Sturm and twang: Crazy Heart ***1/2

By Dennis Hartley

(Originally posted on Digby’s Hullabaloo on January 9, 2010)

Ev’rything’s agin’ me and it’s got me down
If I jumped in the river I would prob’ly drown
No matter how I struggle and strive
I’ll never get out of this world alive

-Hank Williams

I think I stumped Mr. Google. For the life of me, I can’t pin down the name of the artist who wrote and/or sang my favorite country song of all time. Let me qualify that. That would be my favorite country song title, which is “I’m Gonna Build Me a Bar in the Back of My Car and Drive Myself to Drink” (I believe it came out circa ‘78, if that helps jog memory). At any rate, after watching Scott Cooper’s Crazy Heart, I can visualize the film’s protagonist, “Bad” Blake (Jeff Bridges) as that songwriter. This guy is a country song-with a pocketful of whiskey and a lifetime full of heartache and regret.

Look in the dictionary under “has-been country musicians” and you’ll see an 8×10 of Bad Blake.

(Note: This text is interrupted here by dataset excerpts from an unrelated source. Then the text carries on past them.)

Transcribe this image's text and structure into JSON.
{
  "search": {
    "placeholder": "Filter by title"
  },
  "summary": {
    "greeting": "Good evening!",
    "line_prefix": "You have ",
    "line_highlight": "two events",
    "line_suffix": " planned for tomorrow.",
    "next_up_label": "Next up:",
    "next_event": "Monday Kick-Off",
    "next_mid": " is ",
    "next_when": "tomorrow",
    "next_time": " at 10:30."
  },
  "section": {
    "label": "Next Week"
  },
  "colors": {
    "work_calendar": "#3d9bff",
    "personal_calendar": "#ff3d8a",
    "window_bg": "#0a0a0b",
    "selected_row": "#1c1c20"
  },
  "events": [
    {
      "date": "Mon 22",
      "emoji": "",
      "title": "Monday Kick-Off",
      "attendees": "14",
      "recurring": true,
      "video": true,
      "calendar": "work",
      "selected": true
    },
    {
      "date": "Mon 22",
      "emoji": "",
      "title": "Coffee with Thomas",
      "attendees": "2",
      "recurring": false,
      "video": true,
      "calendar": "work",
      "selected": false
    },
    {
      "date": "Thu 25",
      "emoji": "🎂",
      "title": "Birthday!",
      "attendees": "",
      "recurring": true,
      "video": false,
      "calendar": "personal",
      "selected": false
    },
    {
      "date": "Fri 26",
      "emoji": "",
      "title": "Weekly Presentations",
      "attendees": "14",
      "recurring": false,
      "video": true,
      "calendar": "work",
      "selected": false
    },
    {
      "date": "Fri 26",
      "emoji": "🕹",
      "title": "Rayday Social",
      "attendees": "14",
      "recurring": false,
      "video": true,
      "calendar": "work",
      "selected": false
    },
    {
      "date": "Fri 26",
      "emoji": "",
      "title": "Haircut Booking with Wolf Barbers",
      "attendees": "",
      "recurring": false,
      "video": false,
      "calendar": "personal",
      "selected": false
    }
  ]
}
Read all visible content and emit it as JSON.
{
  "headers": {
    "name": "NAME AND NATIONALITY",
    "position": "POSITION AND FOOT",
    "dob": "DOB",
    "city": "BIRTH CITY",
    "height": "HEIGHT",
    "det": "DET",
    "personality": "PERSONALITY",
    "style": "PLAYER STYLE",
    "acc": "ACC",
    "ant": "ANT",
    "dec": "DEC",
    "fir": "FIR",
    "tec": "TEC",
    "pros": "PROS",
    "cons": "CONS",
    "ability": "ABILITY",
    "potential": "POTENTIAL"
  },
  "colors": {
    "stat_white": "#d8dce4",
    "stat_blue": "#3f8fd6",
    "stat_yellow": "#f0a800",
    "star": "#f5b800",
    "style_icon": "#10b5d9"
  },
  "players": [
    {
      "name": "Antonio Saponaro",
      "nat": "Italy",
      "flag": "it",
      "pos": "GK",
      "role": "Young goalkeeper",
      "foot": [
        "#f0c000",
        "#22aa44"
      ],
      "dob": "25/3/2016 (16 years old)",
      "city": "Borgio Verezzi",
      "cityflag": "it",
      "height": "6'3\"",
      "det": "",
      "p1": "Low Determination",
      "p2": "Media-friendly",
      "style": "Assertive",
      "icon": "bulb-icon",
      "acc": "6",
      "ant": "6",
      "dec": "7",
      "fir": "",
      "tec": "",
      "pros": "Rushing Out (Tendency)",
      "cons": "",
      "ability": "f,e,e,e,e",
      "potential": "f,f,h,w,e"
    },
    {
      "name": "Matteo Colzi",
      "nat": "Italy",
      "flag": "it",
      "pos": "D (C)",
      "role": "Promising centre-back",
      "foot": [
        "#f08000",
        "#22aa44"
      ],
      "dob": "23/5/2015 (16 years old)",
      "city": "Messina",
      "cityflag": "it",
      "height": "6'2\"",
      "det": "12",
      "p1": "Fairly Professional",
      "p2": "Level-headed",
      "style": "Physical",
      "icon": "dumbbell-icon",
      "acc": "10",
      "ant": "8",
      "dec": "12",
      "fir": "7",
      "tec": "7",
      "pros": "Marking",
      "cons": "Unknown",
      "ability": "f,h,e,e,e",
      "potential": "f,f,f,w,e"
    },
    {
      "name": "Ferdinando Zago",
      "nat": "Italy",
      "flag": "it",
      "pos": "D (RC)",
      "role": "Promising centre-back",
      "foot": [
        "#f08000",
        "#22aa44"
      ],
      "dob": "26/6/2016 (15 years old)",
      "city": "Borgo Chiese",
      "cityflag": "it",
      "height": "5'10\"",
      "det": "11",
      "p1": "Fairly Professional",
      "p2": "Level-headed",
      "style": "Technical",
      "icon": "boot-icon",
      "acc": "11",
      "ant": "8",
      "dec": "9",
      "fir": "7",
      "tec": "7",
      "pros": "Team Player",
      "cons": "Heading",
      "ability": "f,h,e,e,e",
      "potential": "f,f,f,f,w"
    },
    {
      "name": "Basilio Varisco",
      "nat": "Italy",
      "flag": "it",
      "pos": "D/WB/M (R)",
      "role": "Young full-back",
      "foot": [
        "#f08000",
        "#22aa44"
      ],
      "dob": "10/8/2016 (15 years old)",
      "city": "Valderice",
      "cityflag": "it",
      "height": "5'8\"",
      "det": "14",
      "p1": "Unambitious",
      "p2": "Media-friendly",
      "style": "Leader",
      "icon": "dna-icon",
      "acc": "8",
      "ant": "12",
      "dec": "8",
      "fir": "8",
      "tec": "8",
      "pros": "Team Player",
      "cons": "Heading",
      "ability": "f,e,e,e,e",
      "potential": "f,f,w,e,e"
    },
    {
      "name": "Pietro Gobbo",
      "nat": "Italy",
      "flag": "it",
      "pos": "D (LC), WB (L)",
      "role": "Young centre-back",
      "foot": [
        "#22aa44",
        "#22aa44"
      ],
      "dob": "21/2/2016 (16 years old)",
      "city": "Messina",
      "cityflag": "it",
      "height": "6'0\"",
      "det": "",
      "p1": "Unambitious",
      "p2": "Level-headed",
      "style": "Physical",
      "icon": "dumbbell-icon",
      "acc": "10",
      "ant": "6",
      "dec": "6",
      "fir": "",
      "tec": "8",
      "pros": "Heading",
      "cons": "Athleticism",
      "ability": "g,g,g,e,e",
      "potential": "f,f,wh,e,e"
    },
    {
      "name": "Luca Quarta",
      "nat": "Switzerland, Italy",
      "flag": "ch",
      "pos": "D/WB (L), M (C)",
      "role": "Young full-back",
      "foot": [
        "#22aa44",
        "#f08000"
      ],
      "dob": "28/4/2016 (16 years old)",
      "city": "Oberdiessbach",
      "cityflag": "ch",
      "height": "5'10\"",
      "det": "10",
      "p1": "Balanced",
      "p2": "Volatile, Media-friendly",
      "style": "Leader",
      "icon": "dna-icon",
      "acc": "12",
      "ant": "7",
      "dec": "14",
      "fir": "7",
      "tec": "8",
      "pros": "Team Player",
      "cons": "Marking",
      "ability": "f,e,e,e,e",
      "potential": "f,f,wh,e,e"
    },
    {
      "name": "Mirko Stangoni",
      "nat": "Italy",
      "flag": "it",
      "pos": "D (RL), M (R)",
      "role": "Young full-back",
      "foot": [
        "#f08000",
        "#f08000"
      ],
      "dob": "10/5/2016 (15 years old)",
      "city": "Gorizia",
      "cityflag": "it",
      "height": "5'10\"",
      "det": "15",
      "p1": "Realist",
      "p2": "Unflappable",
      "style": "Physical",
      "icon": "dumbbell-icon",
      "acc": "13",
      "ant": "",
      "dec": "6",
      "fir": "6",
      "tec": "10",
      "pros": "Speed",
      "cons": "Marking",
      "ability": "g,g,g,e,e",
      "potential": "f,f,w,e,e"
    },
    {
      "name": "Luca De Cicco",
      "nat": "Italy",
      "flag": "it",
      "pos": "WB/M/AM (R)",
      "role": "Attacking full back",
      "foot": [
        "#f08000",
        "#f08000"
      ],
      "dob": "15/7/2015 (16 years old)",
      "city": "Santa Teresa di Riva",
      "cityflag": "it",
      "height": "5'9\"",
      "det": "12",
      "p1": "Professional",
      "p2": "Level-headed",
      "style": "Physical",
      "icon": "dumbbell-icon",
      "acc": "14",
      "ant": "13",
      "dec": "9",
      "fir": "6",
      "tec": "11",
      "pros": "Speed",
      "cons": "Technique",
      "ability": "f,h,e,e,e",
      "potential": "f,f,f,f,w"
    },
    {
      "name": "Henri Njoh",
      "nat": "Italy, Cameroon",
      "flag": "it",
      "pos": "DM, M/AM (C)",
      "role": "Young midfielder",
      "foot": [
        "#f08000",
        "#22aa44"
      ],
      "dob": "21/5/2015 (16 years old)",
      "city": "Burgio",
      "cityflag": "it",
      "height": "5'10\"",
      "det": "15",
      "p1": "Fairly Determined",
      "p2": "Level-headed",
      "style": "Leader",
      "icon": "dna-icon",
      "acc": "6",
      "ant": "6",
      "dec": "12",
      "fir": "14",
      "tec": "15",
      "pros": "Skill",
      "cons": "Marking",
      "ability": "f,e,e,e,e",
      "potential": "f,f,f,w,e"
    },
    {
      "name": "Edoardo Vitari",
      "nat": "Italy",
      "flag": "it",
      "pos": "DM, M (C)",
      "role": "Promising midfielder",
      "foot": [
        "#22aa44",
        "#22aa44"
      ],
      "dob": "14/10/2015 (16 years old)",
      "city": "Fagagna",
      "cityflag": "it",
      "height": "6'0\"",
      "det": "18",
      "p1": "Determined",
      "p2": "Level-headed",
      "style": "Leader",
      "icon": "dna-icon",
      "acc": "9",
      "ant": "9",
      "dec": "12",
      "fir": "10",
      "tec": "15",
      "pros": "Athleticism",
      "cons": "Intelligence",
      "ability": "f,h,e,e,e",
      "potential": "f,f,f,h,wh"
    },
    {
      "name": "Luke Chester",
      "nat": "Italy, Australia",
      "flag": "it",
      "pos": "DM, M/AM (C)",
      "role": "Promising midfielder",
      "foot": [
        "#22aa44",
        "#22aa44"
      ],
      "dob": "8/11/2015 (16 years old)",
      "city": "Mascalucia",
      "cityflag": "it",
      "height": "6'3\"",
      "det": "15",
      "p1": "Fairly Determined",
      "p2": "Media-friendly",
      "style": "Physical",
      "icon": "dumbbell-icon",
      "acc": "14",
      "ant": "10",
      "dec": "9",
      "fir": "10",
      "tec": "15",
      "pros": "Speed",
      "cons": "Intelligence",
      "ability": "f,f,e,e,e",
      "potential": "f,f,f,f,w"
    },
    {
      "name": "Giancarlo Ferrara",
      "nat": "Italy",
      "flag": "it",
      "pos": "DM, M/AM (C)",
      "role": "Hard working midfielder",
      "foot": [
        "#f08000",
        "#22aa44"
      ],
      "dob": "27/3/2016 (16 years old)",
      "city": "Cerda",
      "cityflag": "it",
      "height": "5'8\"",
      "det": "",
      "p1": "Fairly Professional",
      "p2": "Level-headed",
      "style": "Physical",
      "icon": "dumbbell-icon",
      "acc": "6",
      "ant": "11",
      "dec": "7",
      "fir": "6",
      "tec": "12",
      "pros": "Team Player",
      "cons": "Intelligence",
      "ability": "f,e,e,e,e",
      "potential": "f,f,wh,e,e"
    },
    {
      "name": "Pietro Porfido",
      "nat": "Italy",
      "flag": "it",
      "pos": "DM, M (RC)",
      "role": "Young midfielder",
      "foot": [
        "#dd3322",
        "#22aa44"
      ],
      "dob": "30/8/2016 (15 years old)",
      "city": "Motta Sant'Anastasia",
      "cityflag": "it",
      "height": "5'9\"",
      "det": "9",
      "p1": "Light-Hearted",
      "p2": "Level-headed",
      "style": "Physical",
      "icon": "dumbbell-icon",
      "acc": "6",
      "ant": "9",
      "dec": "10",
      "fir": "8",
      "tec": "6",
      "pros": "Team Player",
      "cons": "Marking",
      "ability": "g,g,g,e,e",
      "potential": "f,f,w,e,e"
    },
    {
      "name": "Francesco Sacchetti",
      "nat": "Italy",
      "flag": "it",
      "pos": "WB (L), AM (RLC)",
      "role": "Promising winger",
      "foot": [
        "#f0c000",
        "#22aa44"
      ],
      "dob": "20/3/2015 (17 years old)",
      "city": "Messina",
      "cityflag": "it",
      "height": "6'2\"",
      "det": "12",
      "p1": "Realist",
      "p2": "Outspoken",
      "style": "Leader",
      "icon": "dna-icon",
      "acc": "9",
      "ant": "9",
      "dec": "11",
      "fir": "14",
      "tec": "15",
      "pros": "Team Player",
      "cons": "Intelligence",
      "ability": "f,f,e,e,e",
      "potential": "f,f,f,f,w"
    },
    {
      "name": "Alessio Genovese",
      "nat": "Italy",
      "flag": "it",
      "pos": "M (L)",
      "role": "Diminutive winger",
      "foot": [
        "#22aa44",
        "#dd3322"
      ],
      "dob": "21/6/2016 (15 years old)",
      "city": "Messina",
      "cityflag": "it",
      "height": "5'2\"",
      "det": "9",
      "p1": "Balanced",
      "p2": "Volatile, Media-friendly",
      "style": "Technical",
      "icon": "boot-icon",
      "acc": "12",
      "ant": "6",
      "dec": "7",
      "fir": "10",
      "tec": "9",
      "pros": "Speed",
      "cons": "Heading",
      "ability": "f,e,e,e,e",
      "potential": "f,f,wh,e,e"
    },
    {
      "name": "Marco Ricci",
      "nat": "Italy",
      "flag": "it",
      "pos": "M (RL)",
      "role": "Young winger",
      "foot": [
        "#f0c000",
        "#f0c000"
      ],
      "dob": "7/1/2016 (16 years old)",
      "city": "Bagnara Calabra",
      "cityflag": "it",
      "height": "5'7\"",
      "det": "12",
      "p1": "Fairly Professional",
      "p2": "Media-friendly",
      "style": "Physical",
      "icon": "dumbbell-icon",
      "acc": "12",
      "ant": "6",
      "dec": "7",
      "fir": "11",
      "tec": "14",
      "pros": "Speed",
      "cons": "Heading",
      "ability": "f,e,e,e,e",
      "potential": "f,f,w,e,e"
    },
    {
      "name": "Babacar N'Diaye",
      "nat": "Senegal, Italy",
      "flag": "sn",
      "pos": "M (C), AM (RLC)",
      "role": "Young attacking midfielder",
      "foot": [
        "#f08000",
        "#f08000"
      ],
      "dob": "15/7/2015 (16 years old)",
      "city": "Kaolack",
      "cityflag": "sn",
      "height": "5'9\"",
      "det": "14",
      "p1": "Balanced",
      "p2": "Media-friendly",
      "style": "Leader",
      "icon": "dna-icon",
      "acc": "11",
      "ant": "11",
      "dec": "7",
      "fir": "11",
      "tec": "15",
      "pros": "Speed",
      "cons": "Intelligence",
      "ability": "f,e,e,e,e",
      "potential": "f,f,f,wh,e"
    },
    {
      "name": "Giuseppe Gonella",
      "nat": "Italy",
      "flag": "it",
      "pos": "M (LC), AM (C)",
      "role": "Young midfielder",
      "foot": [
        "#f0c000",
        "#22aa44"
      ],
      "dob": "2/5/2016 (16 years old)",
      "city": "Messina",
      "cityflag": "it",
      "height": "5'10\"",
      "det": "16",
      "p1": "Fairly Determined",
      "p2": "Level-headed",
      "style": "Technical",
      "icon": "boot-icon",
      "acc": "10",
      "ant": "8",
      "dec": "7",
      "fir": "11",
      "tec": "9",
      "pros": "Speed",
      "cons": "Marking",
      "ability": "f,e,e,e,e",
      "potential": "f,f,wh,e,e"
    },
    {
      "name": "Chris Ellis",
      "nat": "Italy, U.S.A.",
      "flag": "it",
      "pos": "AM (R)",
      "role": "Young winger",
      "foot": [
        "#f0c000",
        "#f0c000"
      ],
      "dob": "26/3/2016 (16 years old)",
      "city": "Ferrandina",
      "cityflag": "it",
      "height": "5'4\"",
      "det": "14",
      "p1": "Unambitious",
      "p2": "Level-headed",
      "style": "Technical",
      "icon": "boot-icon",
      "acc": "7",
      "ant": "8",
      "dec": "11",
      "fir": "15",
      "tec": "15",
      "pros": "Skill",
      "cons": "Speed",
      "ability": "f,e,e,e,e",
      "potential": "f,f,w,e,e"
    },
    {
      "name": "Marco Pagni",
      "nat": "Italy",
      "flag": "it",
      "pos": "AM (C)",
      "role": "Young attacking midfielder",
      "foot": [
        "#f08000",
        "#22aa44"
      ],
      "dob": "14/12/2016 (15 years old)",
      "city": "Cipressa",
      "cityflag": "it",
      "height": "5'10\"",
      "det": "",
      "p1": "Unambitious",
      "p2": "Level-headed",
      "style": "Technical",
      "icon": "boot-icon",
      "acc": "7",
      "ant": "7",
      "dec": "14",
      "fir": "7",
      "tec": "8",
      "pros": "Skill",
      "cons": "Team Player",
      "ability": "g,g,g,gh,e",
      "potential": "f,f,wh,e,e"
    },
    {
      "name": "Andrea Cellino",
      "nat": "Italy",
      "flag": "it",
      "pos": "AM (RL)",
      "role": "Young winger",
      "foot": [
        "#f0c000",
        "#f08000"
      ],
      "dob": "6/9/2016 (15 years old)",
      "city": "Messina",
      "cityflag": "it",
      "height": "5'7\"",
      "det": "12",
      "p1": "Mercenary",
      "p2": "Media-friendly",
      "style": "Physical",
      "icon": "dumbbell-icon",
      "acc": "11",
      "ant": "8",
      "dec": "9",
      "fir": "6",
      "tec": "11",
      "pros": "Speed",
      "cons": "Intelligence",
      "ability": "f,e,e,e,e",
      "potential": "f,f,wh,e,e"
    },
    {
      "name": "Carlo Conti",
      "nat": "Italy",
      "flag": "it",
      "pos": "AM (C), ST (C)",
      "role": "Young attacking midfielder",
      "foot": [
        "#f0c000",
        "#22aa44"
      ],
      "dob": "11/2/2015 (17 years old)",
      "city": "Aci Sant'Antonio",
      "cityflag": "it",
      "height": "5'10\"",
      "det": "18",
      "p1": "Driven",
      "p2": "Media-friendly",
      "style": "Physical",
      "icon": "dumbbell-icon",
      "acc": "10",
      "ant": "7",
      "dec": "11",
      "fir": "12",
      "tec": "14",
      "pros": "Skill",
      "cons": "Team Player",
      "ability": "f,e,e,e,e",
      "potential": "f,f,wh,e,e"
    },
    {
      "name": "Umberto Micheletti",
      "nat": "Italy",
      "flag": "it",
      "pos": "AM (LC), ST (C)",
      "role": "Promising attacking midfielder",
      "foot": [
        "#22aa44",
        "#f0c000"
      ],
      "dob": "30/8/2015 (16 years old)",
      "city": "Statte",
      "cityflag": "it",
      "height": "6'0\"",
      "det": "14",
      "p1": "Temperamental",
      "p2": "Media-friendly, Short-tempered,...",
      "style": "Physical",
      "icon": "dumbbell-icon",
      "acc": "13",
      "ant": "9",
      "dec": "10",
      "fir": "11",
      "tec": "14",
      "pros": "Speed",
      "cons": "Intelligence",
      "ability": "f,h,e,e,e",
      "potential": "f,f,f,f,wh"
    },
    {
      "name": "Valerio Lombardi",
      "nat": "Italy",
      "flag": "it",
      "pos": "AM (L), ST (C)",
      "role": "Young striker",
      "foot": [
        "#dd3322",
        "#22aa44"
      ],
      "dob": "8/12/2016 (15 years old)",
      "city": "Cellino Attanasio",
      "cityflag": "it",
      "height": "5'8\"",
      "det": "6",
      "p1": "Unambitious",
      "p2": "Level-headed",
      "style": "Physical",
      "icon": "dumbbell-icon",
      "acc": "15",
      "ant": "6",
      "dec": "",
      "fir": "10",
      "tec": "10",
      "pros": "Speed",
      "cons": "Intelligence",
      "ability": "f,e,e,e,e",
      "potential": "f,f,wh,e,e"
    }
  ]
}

Take a little whiff of the accompanying “scratch’n’sniff” card, and you’ll catch a pungent mélange of stale beer, cigarettes, musty nightclubs and cheap motel rooms.

Tooling around the Southwest in his antiquated, “lucky” Suburban, Blake’s life is a never-ending series of shithole one-nighters (in the film’s opening scene, his name gets second billing to a league tournament on a bowling alley sign, which reminded me of the visual gag from This is Spinal Tap with the amusement park marquee touting “Puppet show…and Spinal Tap”).

Keeping his road expenses to a minimum, he tours solo, using pickup bands to back him at each location. Eschewing rehearsals and sound checks, he spends his off hours brushing up on his ornithology (e.g. Wild Turkey, Old Crow and Eagle Rare). Somehow, he still manages to get through his performances. Oh, on occasion, the band has to vamp while he slips out to vomit in the alley-but that’s showbiz.

His love life is in similar disarray; it is a trail of broken hearts, one-night stands with groupies, an adult son whom he has not seen since infancy and a handful of exes (who may, or may not, live in Texas). His romance with the bottle is his longest-standing relationship.

Enter a small-town newspaper reporter named Jean (Maggie Gyllenhaal), a divorcee with a 4-year old son. A piano player who is backing Bad at one of his gigs asks Bad to grant her an interview as a favor. Preferring his fans to remember him as he was “back in the day”, the initially reluctant interviewee becomes much more enthusiastic once he meets the winsome young woman. Sparks fly, and the heat, as they say, is on.

Bad starts feeling much more enthusiastic about life in general; he surprises his long-suffering booking agent by agreeing to bury the hatchet with Tommy Sweet (Colin Farrell), a former protégé who is now a country superstar, and open a stadium show for him. Things are looking up. But as anyone who has seen more than one film about an alcoholic knows, it’s about this point where you begin to brace for the fall (“How’s he going to fuck it up? Pass the popcorn”).

So, is this just another “narcissistic, self-destructive musician who has hit rock-bottom but just needs the love of a good woman to put him on the road to redemption” story? Well, yes. And no. Writer-director Cooper’s script (adapted from the original novel by Thomas Cobb) does travel down some dusty and well-worn country roads, but thankfully avoids some of the usual clichés before it takes us home. For instance, there are no barroom brawls, and nary even one scene shot in a trailer park (that was refreshing). Yes, we’ve seen this story before, but we don’t always get to see it with such a great cast.

There’s a lot of Oscar buzz about Bridges’ performance, although if truth be told I wouldn’t necessarily consider it the best thing he has ever done. But if anyone deserves a statuette for a consistently fine body of work, it would be Jeff Bridges. He’s got a good shot; if history has taught us anything, it’s that Oscar loves drunks (and nuns, according to Kate Winslet in a classic episode of Extras).

Robert Duvall has a small but memorable role; he and Bridges are a joy to watch together. Gyllenhaal is excellent, although her part feels a little underwritten. Bridges does his own singing, and he isn’t half-bad. Crazy Heart may be a small and simple film, but it has a big heart…like a good country song.